Specter ‘pressing’ for health study findings

Saturday, 29 September 2007
Staff Writer

FRACKVILLE — Politics and a rare blood disease made an odd combination when U.S. Sen. Arlen Specter visited Broad Mountain Nursing and Rehabilitation Center on Friday.

Although the visit was first announced as a campaign rally by the Schuylkill County Republican Committee, a press release earlier Friday from Specter’s office said he would discuss a health study into concerns over a former McAdoo superfund site.

But when addressing a small crowd, including GOP candidates for county commissioners and row officers, Specter didn’t mention an Agency for Toxic Substance and Disease Registry study into the incidence of a rare blood disorder until asked by media.

“They say they’re not prepared to release the findings yet. I’m pressing them on it, to do it and do it right,” Specter said when questioned about the report that was tentatively to be released today in Hazleton.

Earlier this week, state and federal officials pulled the plug on a plan to hold that meeting from 10 a.m. to noon at Best Western Genetti Inn & Suites after state Department of Health officials said they needed more time to review the data.

When asked about whether a new date had been set, Specter offered Oct. 15 for release of the report on incidence of polycythemia vera, a disease causing an increase in the production of red blood cells, in Schuylkill, Carbon and Luzerne counties.

But contacted after the event, a state Department of Health official said even that date was not yet definite.

“No date has been set. Certainly that’s one of the dates that’s been tossed around. We definitely want to release it sometime in October,” said Stacy Kriedeman, a spokeswoman for the department.

Concern over polycythemia vera began in June 2004, when a Carbon County environmental group reported that three people and possibly a fourth had contracted the disease locally.

The cases were reported along Ben Titus Road, Rush Township, rekindling concern about the environmental and health impacts of a nearby controversial superfund site.

Though declassified from the federal Environmental Protection Agency’s Superfund list of the nation’s most serious uncontrolled or hazardous waste sites in 2001, the former McAdoo Associates site, just off Route 309 south of McAdoo, still concerns local residents.

Before its closure by federal officials in 1979 for a variety of environmental issues, the site, a little more than a mile north of Ben Titus Road, operated as an industrial recycler, extracting metals from waste sludge.

However, between 1981 and 1982, federal authorities removed 6,790 drums of hazardous waste from the property and critics and community leaders allege other hazardous wastes were also dumped into underground mine workings beneath the site.

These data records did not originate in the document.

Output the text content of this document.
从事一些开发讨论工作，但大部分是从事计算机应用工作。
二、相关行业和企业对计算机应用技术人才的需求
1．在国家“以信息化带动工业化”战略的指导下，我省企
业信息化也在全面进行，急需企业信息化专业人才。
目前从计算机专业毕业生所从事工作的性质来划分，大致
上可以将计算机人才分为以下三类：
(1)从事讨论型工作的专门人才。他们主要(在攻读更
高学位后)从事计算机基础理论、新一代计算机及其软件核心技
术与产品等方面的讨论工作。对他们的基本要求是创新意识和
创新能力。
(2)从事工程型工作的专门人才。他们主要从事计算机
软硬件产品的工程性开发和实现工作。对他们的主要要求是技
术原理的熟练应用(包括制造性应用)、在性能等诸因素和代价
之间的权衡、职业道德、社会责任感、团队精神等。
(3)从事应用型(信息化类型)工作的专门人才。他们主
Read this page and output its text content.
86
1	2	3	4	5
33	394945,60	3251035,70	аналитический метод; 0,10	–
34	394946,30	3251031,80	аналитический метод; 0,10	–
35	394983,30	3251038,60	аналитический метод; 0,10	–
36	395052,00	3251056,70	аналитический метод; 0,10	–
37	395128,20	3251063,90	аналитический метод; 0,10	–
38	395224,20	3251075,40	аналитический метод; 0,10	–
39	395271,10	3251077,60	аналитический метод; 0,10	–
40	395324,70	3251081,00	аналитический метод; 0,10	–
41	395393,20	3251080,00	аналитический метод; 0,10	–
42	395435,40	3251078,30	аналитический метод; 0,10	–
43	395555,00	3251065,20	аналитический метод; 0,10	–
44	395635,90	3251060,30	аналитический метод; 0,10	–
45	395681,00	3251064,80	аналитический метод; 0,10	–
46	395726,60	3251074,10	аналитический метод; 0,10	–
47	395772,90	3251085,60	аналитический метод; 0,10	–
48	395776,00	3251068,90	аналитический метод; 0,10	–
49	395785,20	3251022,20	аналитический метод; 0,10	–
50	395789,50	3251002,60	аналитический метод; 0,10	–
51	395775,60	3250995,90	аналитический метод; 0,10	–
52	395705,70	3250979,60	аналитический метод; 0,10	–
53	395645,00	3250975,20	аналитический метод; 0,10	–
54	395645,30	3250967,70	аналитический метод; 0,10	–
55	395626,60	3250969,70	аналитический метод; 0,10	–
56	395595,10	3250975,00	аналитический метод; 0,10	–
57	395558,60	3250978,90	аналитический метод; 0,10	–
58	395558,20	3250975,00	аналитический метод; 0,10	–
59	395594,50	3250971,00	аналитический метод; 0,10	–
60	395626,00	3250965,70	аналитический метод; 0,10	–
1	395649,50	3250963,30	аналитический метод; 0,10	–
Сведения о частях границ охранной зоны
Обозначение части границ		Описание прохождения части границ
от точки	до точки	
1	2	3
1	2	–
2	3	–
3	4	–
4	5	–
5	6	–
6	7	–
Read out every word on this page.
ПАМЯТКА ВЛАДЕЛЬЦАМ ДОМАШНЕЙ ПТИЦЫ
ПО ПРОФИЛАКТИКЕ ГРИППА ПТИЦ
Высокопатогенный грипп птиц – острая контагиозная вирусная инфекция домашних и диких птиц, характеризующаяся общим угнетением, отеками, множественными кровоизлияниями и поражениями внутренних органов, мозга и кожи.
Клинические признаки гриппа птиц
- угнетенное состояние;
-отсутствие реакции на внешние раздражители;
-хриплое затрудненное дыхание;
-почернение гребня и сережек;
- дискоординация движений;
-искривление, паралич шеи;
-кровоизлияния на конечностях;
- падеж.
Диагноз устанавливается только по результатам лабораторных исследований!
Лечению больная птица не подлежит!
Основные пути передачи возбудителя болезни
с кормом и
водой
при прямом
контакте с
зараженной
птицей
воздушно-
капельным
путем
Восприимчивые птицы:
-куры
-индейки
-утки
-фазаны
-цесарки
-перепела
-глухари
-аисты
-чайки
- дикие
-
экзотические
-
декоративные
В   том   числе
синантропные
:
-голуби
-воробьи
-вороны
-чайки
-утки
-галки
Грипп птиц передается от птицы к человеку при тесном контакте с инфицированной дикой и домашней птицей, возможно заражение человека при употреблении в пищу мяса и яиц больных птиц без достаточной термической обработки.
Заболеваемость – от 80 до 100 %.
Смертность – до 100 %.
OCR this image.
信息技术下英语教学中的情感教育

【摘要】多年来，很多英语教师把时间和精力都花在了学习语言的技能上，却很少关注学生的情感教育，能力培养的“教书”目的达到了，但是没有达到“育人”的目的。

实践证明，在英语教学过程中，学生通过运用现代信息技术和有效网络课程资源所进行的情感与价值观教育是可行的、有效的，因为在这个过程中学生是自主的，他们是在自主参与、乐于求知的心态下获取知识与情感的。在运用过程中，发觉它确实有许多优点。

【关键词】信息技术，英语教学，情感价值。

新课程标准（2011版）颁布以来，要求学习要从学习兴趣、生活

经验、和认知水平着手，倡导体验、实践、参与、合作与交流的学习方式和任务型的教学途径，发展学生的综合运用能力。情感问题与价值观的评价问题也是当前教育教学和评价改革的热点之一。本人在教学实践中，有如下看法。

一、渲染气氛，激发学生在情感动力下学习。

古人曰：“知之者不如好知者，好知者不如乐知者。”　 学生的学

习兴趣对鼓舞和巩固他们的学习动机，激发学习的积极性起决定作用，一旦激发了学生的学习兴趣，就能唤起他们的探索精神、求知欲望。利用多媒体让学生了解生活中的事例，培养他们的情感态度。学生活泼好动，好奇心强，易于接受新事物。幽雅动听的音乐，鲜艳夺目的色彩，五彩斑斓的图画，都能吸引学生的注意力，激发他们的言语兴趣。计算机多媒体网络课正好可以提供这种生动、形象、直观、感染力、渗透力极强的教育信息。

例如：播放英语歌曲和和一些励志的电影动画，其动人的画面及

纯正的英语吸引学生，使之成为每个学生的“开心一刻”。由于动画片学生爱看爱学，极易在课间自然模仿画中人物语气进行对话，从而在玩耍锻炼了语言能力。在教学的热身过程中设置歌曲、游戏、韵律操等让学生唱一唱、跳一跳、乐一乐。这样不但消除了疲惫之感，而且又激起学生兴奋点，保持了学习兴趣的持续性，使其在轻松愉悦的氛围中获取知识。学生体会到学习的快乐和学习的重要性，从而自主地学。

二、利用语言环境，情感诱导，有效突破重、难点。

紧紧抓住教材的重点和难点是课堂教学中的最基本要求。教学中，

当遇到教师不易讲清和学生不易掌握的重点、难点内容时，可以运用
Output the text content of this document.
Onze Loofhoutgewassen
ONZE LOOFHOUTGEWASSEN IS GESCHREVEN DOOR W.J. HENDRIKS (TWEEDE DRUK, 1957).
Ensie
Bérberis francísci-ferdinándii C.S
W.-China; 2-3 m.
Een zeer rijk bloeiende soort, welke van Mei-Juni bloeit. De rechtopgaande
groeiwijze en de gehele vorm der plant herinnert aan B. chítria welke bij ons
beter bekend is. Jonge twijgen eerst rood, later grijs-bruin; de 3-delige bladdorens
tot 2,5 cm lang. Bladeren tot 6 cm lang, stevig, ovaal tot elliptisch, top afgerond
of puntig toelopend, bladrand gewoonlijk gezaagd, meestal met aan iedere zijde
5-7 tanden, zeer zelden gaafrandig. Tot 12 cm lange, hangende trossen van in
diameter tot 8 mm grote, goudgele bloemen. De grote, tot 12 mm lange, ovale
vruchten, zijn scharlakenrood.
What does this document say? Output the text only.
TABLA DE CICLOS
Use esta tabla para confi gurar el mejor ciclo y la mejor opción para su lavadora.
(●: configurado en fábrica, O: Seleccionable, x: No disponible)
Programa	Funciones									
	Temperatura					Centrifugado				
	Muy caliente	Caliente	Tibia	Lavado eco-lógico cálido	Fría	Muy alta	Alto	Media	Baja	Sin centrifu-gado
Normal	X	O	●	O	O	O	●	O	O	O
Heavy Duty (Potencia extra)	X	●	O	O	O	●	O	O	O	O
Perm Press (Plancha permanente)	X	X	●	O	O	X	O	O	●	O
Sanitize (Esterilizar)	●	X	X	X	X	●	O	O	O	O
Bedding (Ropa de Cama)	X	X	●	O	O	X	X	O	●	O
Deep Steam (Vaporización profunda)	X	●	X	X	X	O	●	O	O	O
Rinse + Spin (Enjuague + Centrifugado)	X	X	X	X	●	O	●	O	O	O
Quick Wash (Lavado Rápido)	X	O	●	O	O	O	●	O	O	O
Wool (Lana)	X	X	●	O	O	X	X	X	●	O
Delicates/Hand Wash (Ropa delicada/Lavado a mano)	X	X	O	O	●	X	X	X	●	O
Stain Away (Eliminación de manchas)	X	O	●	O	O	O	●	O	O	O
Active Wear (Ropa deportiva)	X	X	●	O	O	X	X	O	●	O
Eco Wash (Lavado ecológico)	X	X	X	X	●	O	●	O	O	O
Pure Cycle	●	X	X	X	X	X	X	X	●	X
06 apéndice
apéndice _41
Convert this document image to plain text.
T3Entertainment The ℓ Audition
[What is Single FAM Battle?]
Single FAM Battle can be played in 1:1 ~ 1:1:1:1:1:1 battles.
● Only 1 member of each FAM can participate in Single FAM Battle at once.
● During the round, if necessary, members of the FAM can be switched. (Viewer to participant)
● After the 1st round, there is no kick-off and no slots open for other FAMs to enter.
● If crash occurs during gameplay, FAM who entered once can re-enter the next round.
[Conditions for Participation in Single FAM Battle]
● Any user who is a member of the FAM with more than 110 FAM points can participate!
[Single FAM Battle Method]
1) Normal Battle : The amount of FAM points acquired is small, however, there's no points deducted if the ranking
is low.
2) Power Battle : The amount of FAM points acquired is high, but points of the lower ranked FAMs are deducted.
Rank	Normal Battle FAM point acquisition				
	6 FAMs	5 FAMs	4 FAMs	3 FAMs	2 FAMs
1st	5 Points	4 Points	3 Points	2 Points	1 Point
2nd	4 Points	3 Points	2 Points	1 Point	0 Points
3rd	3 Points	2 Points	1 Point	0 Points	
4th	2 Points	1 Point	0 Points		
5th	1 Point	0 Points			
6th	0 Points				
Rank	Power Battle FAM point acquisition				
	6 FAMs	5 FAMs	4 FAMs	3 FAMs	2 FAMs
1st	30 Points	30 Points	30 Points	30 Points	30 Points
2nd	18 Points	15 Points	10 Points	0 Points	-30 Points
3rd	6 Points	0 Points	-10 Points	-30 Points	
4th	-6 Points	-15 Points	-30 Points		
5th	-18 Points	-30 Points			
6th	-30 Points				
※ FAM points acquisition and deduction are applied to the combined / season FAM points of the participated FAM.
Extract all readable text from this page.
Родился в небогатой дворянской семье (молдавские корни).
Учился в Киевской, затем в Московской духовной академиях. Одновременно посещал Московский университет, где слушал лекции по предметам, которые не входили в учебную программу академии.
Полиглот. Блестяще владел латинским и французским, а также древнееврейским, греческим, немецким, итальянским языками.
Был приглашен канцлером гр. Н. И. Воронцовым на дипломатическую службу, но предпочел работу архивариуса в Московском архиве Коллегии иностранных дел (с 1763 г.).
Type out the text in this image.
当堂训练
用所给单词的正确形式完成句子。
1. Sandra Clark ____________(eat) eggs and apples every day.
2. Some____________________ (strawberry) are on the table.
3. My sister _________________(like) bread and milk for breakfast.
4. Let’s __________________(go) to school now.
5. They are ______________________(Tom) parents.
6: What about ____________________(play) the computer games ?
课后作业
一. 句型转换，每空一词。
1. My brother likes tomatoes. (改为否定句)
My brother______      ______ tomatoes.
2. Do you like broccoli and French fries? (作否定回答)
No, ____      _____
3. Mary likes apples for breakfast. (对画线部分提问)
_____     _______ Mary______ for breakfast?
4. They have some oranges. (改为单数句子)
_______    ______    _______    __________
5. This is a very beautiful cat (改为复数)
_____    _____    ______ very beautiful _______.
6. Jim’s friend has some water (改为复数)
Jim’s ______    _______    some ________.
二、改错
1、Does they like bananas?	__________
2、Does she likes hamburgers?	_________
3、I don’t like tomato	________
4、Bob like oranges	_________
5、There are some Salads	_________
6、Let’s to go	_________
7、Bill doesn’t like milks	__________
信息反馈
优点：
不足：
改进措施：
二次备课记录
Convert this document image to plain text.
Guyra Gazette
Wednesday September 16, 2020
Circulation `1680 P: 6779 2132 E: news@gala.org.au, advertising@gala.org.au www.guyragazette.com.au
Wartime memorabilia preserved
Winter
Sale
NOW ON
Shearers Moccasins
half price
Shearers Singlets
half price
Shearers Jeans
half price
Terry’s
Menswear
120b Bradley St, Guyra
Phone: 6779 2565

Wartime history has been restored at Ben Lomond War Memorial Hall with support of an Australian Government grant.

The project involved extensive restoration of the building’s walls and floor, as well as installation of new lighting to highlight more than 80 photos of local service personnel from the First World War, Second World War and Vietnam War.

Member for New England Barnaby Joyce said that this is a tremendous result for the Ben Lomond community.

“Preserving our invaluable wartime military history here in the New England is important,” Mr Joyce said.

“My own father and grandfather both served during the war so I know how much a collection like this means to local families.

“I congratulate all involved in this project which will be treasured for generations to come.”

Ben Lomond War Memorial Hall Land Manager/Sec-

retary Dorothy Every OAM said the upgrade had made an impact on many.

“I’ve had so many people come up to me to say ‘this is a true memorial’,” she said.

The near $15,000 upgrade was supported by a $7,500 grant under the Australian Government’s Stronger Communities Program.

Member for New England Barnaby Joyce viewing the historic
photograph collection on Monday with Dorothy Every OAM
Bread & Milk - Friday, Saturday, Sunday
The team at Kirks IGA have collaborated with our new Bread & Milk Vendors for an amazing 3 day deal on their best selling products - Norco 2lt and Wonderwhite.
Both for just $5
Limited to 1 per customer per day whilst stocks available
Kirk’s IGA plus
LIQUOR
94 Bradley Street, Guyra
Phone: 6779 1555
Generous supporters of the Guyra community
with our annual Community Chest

On Friday, Specter also encouraged support for Republican candidates during his appearance, and he praised county GOP commissioners, row officers and other candidates and said voters should not blame them for missteps in either state or national policy.

Specter said voters should not hold local Republican candidates responsible for the U.S. invasion of Iraq under the leadership of President Bush. Specter said candidates also shouldn’t be held responsible for a controversial pay raise in Harrisburg adopted by legislators of both parties in 2006 and later repealed after public outcry that occurred while the state Senate and House were dominated by Republicans.

Schuylkill Democratic Party Chairman Edward M. Kleha could not be reached Friday for comment on whether he believed voter anger over state and national issues might swing local elections for the Democrats.